Il giorno di Santo Stefano ero a Treviso, in campagna.
Non è il mio mondo quello dei pranzi, degli antipasti, dei primi e dei secondi, delle verdure, della frutta, del dolce, del caffè, dei lunghi dialoghi sul più e il meno… me ne sono andato a fare un giro. Ore 15.12. Tempo nuvoloso, 8-10 gradi. Silenzio nella campagna. Nuvole, campi e alberi. Qualcun altro che passeggia.
«Cosa stai fotografando?» mi chiede un bambino.
«I campi» rispondo. «Vedi, laggiù ci sono le montagne con la neve».
«Ciao signore» e continua la sua passeggiata.
Anch’io continuo a camminare, alla ricerca di qualche belle inquadratura. Ma forse non sto cercando niente, sto semplicemente passeggiando. Non lo so neanch’io. Mi gusto l’aria, il silenzio, il colore della terra. L’odore che viene dai fossi, anche quello. Le montagne imbiancate all’orizzonte. Gli alberi spogli. Osservo le loro chiome un po’ spettinate.
Ci sono degli incontri fortuiti. Con persone e con piante. Due signore e una bimba. Sono inglesi. Chissà cosa ci fanno nella profonda campagna trevigiana. Ma non glielo chiedo. Che rimanga un piccolo mistero. Le saluto con un cenno del capo, e loro ricambiano con un mezzo sorriso.
E poi chi t’incontro? La pianta dei cachi. Se ne stanno lì sopra belli e maturi. Possibile che piacciano a così poche persone? Non piacciono nemmeno a me, se è per questo. Forse sono più belli sull’albero.
Chissà cosa si dicono.
«Ti lanci tu o mi lancio io?»
«Vai prima tu!»
«No, vai prima tu, sei più grosso»
«Ma cosa mi succederà laggiù?»
«Nessuno è tornato a dircelo. Vai, forza!»
«Allora vado…»
«Vai!»
Continuo a camminare, anche se già non mi aspetto nessuna bella foto.
La luce è poca. Mancano i colori.
Le uniche cose che mi piace osservare sono, appunto, gli alberi, o meglio i rami degli alberi. Arabeschi che si disegnano nel cielo piatto e grigio.
Nel fossato trovo qualche colore: è il verde delle erbe che crescono nonostante la stagione. L’acqua ha una temperatura costante. E vivono bene. Vedo i rami degli alberi specchiarsi nell’acqua del fossato, tra le erbe fluttuanti.

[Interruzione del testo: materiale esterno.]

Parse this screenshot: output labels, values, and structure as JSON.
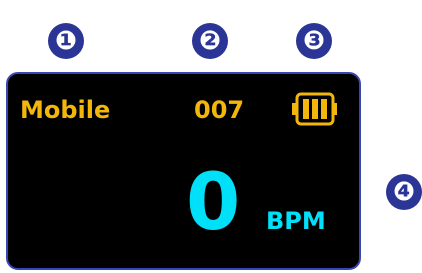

Mi sento quasi in dovere di essere un po’ triste. Cerco di convincermi a diventare metereopatico, ma non ci riesco.
Non è necessario essere triste.
Passeggio e basta.
Mi sento comunque in sintonia con l’ambiente. Almeno un poco.
Adesso guardo su nel cielo. Cosa sono quegli uccelli che volano in gruppo nel cielo? Creano forme insolite, in continuo mutamento, un ballo nell’aria. Poi spariscono felici dietro agli alberi.
Ritorno indietro. Comincia ad imbrunire.